Mothers with HIV infection in Kenya transmit the virus to their babies between 30 and 40% of the time. Many factors influence the possibility of transmission. The amount of virus that the mother has in her body and the function of her immune system are the most important factors. But malaria during pregnancy, lack of vitamin A and other nutrients, a long or difficult labour or delivery, and duration of breastfeeding may also contribute to babies becoming infected. There are now ways to prevent the transmission of mother-to-child HIV transmission—by using drugs in pregnancy, labour and after delivery; by giving good antenatal and delivery care; and by advising on appropriate feeding (see p. 35, ‘Interventions to prevent mother-to-child transmission').
* Can a married couple have different HIV results even though they have unprotected sex with each other?
HIV infection is not transmitted each time a person has sexual intercourse.
Especially if the infected person has a good immune function, few symptoms, and does not have genital ulcers, it may be several years before HIV is transmitted to the spouse. In fact, generally more couples in a community have different (discordant) results, where one is positive and the other negative, than where both are HIV infected. The best way for couples to know if they are safe is to go for voluntary counseling and testing as a couple, where they learn their HIV results together and can protect themselves if they are discordant.
* Why can't the government test everybody for HIV infection?
The government encourages people to know their HIV status, especially for couples before marriage, when planning to have children, or when certain illnesses occur. This testing should be voluntary, counseling by a trained counselor should accompany it, and there should always be a second, different test to confirm HIV-positive results. More facilities will be offering voluntary counseling and testing throughout the country.
Improved rapid HIV tests have shortened the time to results to less than an hour.
Despite education campaigns and increased condom use, HIV is still increasing. Why aren't these programmes effective?

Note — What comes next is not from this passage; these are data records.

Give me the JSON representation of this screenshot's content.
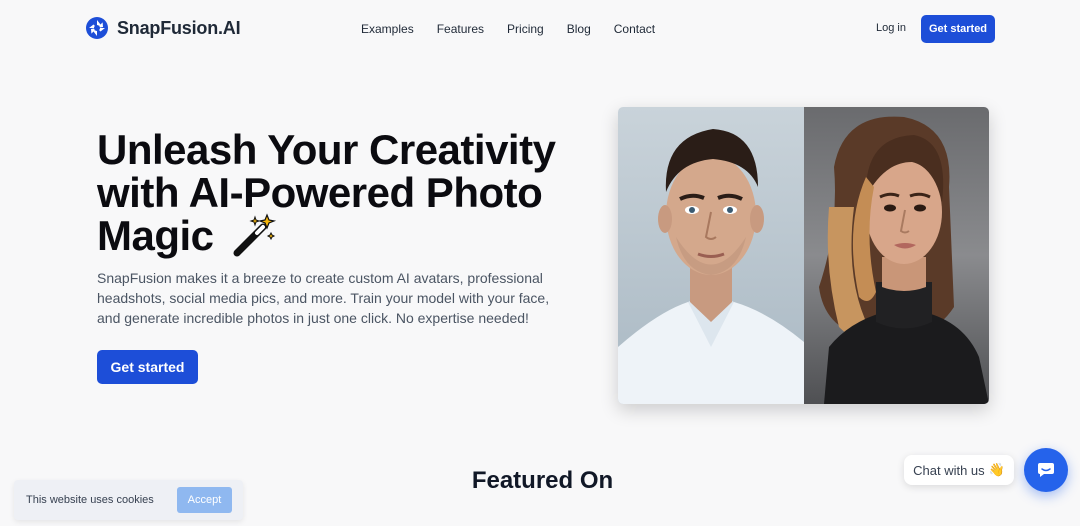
{
  "header": {
    "brand": "SnapFusion.AI",
    "nav": [
      "Examples",
      "Features",
      "Pricing",
      "Blog",
      "Contact"
    ],
    "login": "Log in",
    "cta": "Get started"
  },
  "hero": {
    "title_line1": "Unleash Your Creativity",
    "title_line2": "with AI-Powered Photo",
    "title_line3": "Magic",
    "description": "SnapFusion makes it a breeze to create custom AI avatars, professional headshots, social media pics, and more. Train your model with your face, and generate incredible photos in just one click. No expertise needed!",
    "cta": "Get started"
  },
  "featured": {
    "title": "Featured On"
  },
  "cookie": {
    "text": "This website uses cookies",
    "button": "Accept"
  },
  "chat": {
    "label": "Chat with us",
    "emoji": "👋"
  },
  "colors": {
    "primary": "#1d4ed8",
    "background": "#f8f8f9"
  }
}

The AIDS prevention programmes that have been implemented have had an effect in reducing the severity of the epidemic. Many people have changed their behavior to stick with one faithful partner. Many others have adopted condom use, and others are seeking treatment for other sexually transmitted diseases. One study estimated that increased condom use alone has saved hundreds of thousands of people from HIV infection in Kenya (Stover and Baltazar 1998). So these programmes have had an effect. Unfortunately, they have not been widespread or effective enough to prevent all new infections. In fact, the number of infected people is still increasing. Only a much expanded prevention programme, with participation from all sectors—government, NGOs, the private sector, religious groups, churches, professional organizations, community groups—will be successful in reducing the number of infected people in the future.
* Won't learning that I am HIV infected cause me to die sooner?
There is no scientific evidence to show that people who know their status develop AIDS or die quicker. The advantages of knowing one's status include being able to protect sexual partners and to avoid re-infection, changing one's lifestyle to prevent illness and seek early treatment, and making more informed choices in their reproductive lives.